Meet Mig and Izi.
Hamilton’s Royal Botanical Gardens (RBG) welcomed two baby bald eagles this spring at Cootes Paradise and held a contest to name the eaglets before they fly from their nest for the first time, aka fledge, which is expected to happen in a few days.
Mig and Izi earned 224 of 600 total votes in the contest that ended on June 15, according to a press release from the RBG. The two names put together create Migizi, which is the Ojibwe word for bald eagle and was announced on June 16.
“We need your help to name the eaglets before they fly from their nest for the first time towards the end of June,” said the release. “Additionally, two winners — one name for each eaglet — will be given a free one-year RBG membership.”

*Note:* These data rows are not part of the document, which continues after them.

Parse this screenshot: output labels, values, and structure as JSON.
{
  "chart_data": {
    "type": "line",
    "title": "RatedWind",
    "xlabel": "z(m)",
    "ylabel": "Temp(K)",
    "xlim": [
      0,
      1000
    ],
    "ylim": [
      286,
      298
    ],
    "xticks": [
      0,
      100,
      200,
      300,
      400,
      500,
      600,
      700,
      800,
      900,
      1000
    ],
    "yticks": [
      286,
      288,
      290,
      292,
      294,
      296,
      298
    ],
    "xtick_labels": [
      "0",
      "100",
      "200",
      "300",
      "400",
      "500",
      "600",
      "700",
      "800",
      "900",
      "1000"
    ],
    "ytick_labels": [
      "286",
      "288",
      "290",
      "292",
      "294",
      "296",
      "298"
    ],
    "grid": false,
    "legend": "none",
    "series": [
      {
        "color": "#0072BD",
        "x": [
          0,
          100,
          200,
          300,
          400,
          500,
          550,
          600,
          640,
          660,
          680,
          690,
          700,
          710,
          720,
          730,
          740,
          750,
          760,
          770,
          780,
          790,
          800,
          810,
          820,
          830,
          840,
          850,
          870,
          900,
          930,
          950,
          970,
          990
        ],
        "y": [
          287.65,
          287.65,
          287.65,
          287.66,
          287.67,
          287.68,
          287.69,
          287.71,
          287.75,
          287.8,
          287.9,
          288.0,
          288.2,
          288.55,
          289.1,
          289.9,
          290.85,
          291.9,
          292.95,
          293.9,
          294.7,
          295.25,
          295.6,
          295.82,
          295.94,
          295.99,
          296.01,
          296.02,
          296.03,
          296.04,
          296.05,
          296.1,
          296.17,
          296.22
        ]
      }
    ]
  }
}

The birth of the two eaglets, in addition to their parents returning to nest on RBG property, is a promising indication of successful conservation efforts
“We’re thrilled to share this amazing news and grateful for the generous support of our community who worked hard to name our eaglets and have contributed to this success,” said Nancy Rowland, CEO of the RBG.
Bald eagles are found across the province and nest in trees near large bodies of water. According to an article published in The Hamilton Spectator, the province’s bald eagle population was threatened by pesticides and also contaminants found in fish, its main source of food.
“Once an industrial area with polluted water and invasive species, Cootes Paradise has been transformed into a nature sanctuary that provides a loving home to thousands of native fish, vegetation, and now the family of bald eagles,” said the release.
You can help ensure RBG’s bald eagles have a chance to survive by supporting habitat restoration.
“For every donation of $50 or more, you will receive a bald eagle stuffed animal made from 100 per cent recycled materials, an RBG Conservation Hero Certificate, and a tax receipt. Donate today at rbg.ca,” said the release.
Bald eagle fun facts:
– Bald eagles are able to spot their prey from very far away, thanks to their super eyesight; they can see four to seven times farther than humans.
– The wingspan of an adult bald eagle can extend more than two metres, making them Canada’s largest bird of prey.